Le Festival de La Gacilly ne se contente pas d’être le réceptacle des grands ambassadeurs de la photographie mais se veut un soutien actif de la cause environnementale. Les États ont un rôle à jouer, les entreprises aussi. Chaque année, 13 millions d’hectares de forêts disparaissent à travers le monde, soit l’équivalent de quatre fois la superficie de la Belgique. D’ici 2020, la Fondation Yves Rocher s’est engagée à planter 100 millions d’arbres et finance des projets photographiques pour sensibiliser le public à cette déforestation massive. Nous dévoilerons en exclusivité cette année les travaux réalisés, à cette occasion, par Brent Stirton en Ethiopie, Emanuele Scorcelletti en Inde et Phil Moore en France. Mais cette politique de production photographique va plus loin : la franco-espagnole Catalina Martin-Chico a passé deux mois en résidence au sein de notre village pour se pencher sur la jeunesse gacilienne. Edouard Elias, quant à lui, a sillonné le Morbihan, avec le soutien du Conseil départemental, pour montrer tous ces habitats qui font la diversité de notre territoire. Enfin, nous affirmons notre volonté de mettre en valeur les nouveaux talents de demain, en poursuivant avec le magazine Fisheye notre partenariat sur la photographie émergente et en reconduisant notre Festival photo des collégiens du Morbihan.
Reste que notre engagement tient aussi aux messages que nous souhaitons transmettre aux générations futures, via les photographes et l’intelligence de leurs images.

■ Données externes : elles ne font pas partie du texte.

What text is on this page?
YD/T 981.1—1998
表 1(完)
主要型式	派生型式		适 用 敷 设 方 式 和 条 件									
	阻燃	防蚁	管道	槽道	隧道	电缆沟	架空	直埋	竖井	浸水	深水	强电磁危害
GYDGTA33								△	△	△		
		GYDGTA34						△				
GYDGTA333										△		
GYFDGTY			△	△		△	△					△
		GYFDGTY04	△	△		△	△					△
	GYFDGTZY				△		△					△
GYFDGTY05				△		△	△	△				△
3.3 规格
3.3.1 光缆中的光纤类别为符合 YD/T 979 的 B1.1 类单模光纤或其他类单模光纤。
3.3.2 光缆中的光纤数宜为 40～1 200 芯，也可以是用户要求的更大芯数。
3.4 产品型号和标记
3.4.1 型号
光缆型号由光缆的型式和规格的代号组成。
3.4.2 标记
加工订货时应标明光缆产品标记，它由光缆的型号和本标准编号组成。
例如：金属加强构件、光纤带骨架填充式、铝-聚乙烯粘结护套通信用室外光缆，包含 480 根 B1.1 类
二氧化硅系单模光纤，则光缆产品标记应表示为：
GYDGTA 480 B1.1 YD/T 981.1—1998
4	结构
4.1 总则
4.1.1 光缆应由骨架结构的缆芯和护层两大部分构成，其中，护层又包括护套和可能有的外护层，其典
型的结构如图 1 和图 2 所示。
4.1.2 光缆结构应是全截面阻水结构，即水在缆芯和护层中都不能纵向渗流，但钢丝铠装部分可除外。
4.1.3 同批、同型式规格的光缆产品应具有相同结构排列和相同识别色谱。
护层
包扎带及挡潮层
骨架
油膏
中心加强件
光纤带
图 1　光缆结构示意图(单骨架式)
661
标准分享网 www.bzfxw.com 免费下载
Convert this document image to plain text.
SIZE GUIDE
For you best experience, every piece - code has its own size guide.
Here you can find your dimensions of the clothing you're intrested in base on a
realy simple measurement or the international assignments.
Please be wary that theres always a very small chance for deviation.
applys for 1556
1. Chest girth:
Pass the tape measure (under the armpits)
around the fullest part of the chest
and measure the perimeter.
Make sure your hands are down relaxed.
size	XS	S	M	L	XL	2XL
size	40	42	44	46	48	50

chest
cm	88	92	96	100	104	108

Chris Jordan réalise des fresques grandioses mais trompeuses en montrant les méfaits de la surconsommation, l’artiste Stéphane Couturier explore ces ensembles surpeuplés que nous avons bâtis, Patrick Tourneboeuf nous donne le tournis en nous montrant ces cités du futur, bâties à la hâte en Inde ou en Chine, Fausto Podavini exposera les ravages - en Ethiopie – qu’une politique de grands travaux peut engendrer sur les populations locales, Frédéric
Delangle nous emmènera, avec délicatesse, dans les fourmilières humaines du sous-continent indien, Robert et Shana ParkeHarrison donneront leur vision onirique et surréaliste de cette Terre abîmée.
• Des solutions ?
Elles existent et passent par le respect des populations, par l’obligatoire harmonie entre l’homme et son milieu naturel, par le développement d’une technologie innovante et moins polluante. Miquel Dewever-Plana a posé son objectif sur le drame des Amérindiens de Guyane, délivrant des portraits d’une population en quête d’identité. Une question au coeur de toute l’oeuvre de la photographe brésilienne Claudia Andujar qui, en partageant, durant plusieurs décennies, le quotidien des Yanomanis d’Amazonie, a permis la protection de cette communauté indigène. Nous découvrirons aussi pour la première fois en France les
photographies si délicates, si poétiques, du Russe Emil Gataullin sur la ruralité de son pays, si loin des visions apocalyptiques d’une Russie industrielle et désincarnée.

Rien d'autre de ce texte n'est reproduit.